Das Buch der Stadt der Damen oder Le Livre de la Cité des Dames (1405 veröffentlicht), ist vielleicht das berühmteste literarische Werk von Christine de Pizan. Pizan schrieb Le Livre de la Cité des Dames ursprünglich auf Mittelfranzösisch; es wurde später in moderne Sprachen übertragen und unter anderem 1999 ins Englische übersetzt. Das Buch ist als formale Antwort auf Jean de Meuns populären Roman de la Rose zu verstehen: Pizan widerspricht den dort geäußerten abwertenden Auffassungen über Frauen, indem sie eine allegorische „Stadt der Damen“ errichtet. In dieser imaginären Stadt sammelt und sammelt sie Lebensbilder berühmter Frauen, die als Bausteine für Mauern, Tore und Häuser dienen.
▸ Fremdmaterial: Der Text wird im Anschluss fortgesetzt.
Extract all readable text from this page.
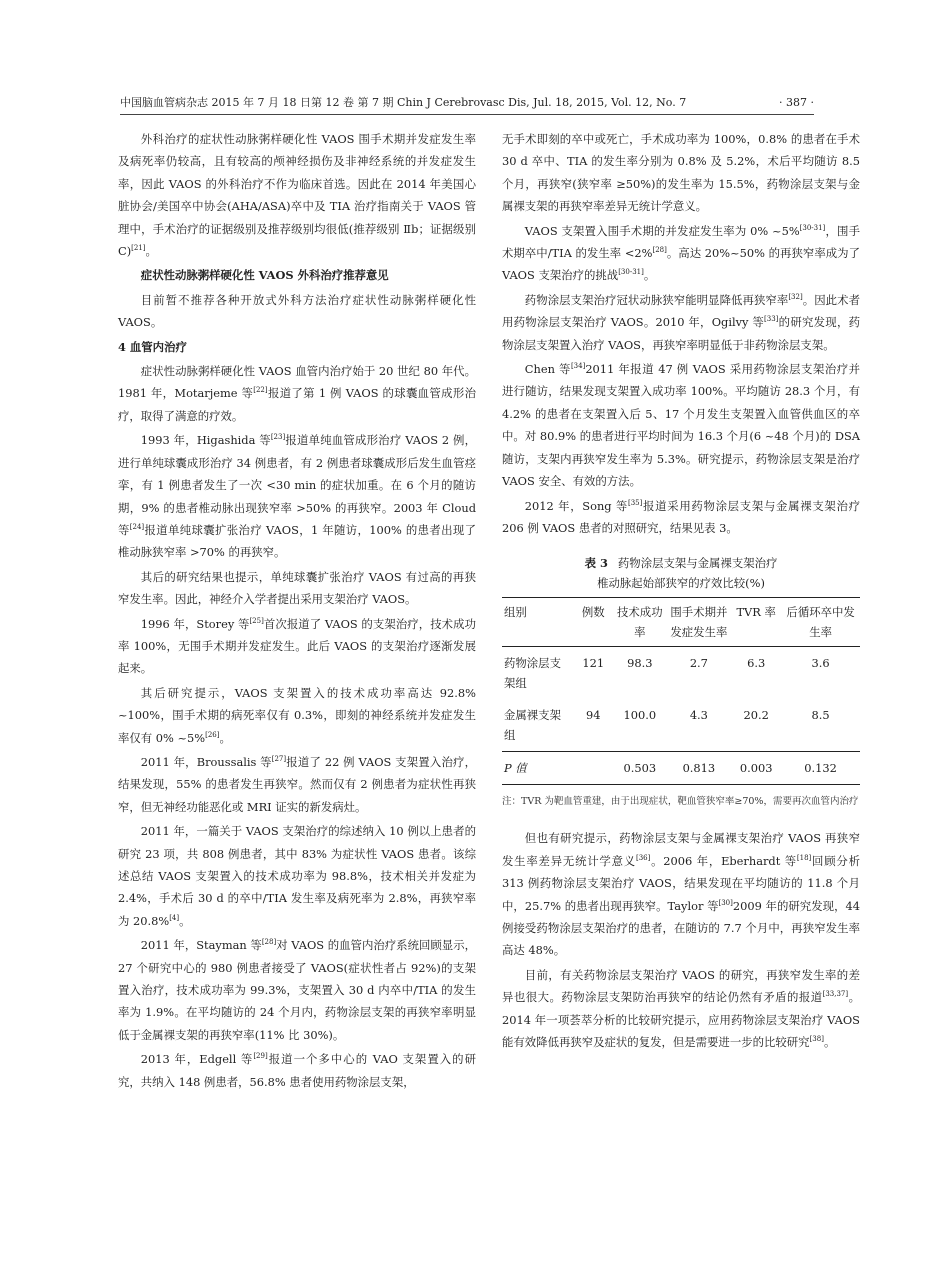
中国脑血管病杂志 2015 年 7 月 18 日第 12 卷 第 7 期 Chin J Cerebrovasc Dis, Jul. 18, 2015, Vol. 12, No. 7	· 387 ·

外科治疗的症状性动脉粥样硬化性 VAOS 围手术期并发症发生率及病死率仍较高，且有较高的颅神经损伤及非神经系统的并发症发生率，因此 VAOS 的外科治疗不作为临床首选。因此在 2014 年美国心脏协会/美国卒中协会(AHA/ASA)卒中及 TIA 治疗指南关于 VAOS 管理中，手术治疗的证据级别及推荐级别均很低(推荐级别 Ⅱb；证据级别 C)[21]。

症状性动脉粥样硬化性 VAOS 外科治疗推荐意见

目前暂不推荐各种开放式外科方法治疗症状性动脉粥样硬化性 VAOS。

4 血管内治疗

症状性动脉粥样硬化性 VAOS 血管内治疗始于 20 世纪 80 年代。1981 年，Motarjeme 等[22]报道了第 1 例 VAOS 的球囊血管成形治疗，取得了满意的疗效。

1993 年，Higashida 等[23]报道单纯血管成形治疗 VAOS 2 例，进行单纯球囊成形治疗 34 例患者，有 2 例患者球囊成形后发生血管痉挛，有 1 例患者发生了一次 <30 min 的症状加重。在 6 个月的随访期，9% 的患者椎动脉出现狭窄率 >50% 的再狭窄。2003 年 Cloud 等[24]报道单纯球囊扩张治疗 VAOS，1 年随访，100% 的患者出现了椎动脉狭窄率 >70% 的再狭窄。

其后的研究结果也提示，单纯球囊扩张治疗 VAOS 有过高的再狭窄发生率。因此，神经介入学者提出采用支架治疗 VAOS。

1996 年，Storey 等[25]首次报道了 VAOS 的支架治疗，技术成功率 100%，无围手术期并发症发生。此后 VAOS 的支架治疗逐渐发展起来。

其后研究提示，VAOS 支架置入的技术成功率高达 92.8% ~100%，围手术期的病死率仅有 0.3%，即刻的神经系统并发症发生率仅有 0% ~5%[26]。

2011 年，Broussalis 等[27]报道了 22 例 VAOS 支架置入治疗，结果发现，55% 的患者发生再狭窄。然而仅有 2 例患者为症状性再狭窄，但无神经功能恶化或 MRI 证实的新发病灶。

2011 年，一篇关于 VAOS 支架治疗的综述纳入 10 例以上患者的研究 23 项，共 808 例患者，其中 83% 为症状性 VAOS 患者。该综述总结 VAOS 支架置入的技术成功率为 98.8%，技术相关并发症为 2.4%，手术后 30 d 的卒中/TIA 发生率及病死率为 2.8%，再狭窄率为 20.8%[4]。

2011 年，Stayman 等[28]对 VAOS 的血管内治疗系统回顾显示，27 个研究中心的 980 例患者接受了 VAOS(症状性者占 92%)的支架置入治疗，技术成功率为 99.3%，支架置入 30 d 内卒中/TIA 的发生率为 1.9%。在平均随访的 24 个月内，药物涂层支架的再狭窄率明显低于金属裸支架的再狭窄率(11% 比 30%)。

2013 年，Edgell 等[29]报道一个多中心的 VAO 支架置入的研究，共纳入 148 例患者，56.8% 患者使用药物涂层支架，

无手术即刻的卒中或死亡，手术成功率为 100%，0.8% 的患者在手术 30 d 卒中、TIA 的发生率分别为 0.8% 及 5.2%，术后平均随访 8.5 个月，再狭窄(狭窄率 ≥50%)的发生率为 15.5%，药物涂层支架与金属裸支架的再狭窄率差异无统计学意义。

VAOS 支架置入围手术期的并发症发生率为 0% ~5%[30-31]，围手术期卒中/TIA 的发生率 <2%[28]。高达 20%~50% 的再狭窄率成为了 VAOS 支架治疗的挑战[30-31]。

药物涂层支架治疗冠状动脉狭窄能明显降低再狭窄率[32]。因此术者用药物涂层支架治疗 VAOS。2010 年，Ogilvy 等[33]的研究发现，药物涂层支架置入治疗 VAOS，再狭窄率明显低于非药物涂层支架。

Chen 等[34]2011 年报道 47 例 VAOS 采用药物涂层支架治疗并进行随访，结果发现支架置入成功率 100%。平均随访 28.3 个月，有 4.2% 的患者在支架置入后 5、17 个月发生支架置入血管供血区的卒中。对 80.9% 的患者进行平均时间为 16.3 个月(6 ~48 个月)的 DSA 随访，支架内再狭窄发生率为 5.3%。研究提示，药物涂层支架是治疗 VAOS 安全、有效的方法。

2012 年，Song 等[35]报道采用药物涂层支架与金属裸支架治疗 206 例 VAOS 患者的对照研究，结果见表 3。

表 3 药物涂层支架与金属裸支架治疗
椎动脉起始部狭窄的疗效比较(%)
组别	例数	技术成功率	围手术期并发症发生率	TVR 率	后循环卒中发生率
药物涂层支架组	121	98.3	2.7	6.3	3.6
金属裸支架组	94	100.0	4.3	20.2	8.5
P 值		0.503	0.813	0.003	0.132
注：TVR 为靶血管重建，由于出现症状，靶血管狭窄率≥70%，需要再次血管内治疗

但也有研究提示，药物涂层支架与金属裸支架治疗 VAOS 再狭窄发生率差异无统计学意义[36]。2006 年，Eberhardt 等[18]回顾分析 313 例药物涂层支架治疗 VAOS，结果发现在平均随访的 11.8 个月中，25.7% 的患者出现再狭窄。Taylor 等[30]2009 年的研究发现，44 例接受药物涂层支架治疗的患者，在随访的 7.7 个月中，再狭窄发生率高达 48%。

目前，有关药物涂层支架治疗 VAOS 的研究，再狭窄发生率的差异也很大。药物涂层支架防治再狭窄的结论仍然有矛盾的报道[33,37]。2014 年一项荟萃分析的比较研究提示，应用药物涂层支架治疗 VAOS 能有效降低再狭窄及症状的复发，但是需要进一步的比较研究[38]。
Jede Frau, die der Stadt hinzugefügt wird, trägt so zur Verteidigung des weiblichen Geschlechts und zur Argumentation bei, dass Frauen geschätzte, fähige und tugendhafte Mitglieder der Gesellschaft sind. Zudem plädiert Pizan deutlich für die Bildung und moralische Erziehung von Frauen.

Aufbau und Methode

Das Werk ist dialogisch angelegt: Christine spricht zu drei verkörperten Tugendfiguren (Vernunft, Gerechtigkeit und Rechtschaffenheit), die ihr helfen, die Stadt zu planen und zu bevölkern. Die einzelnen Kapitel bestehen meist aus kurzen Lebensskizzen, Lobreden und Exempla — biographischen Stichworten, historischen und legendären Beispielen, die gemeinsam ein positives Gesamtbild der weiblichen Erfahrung zeichnen. Durch die Aneinanderreihung dieser Beispiele weist Pizan systematisch die Vorurteile zurück, die Frauen als moralisch schwach oder intellektuell minderwertig darstellen.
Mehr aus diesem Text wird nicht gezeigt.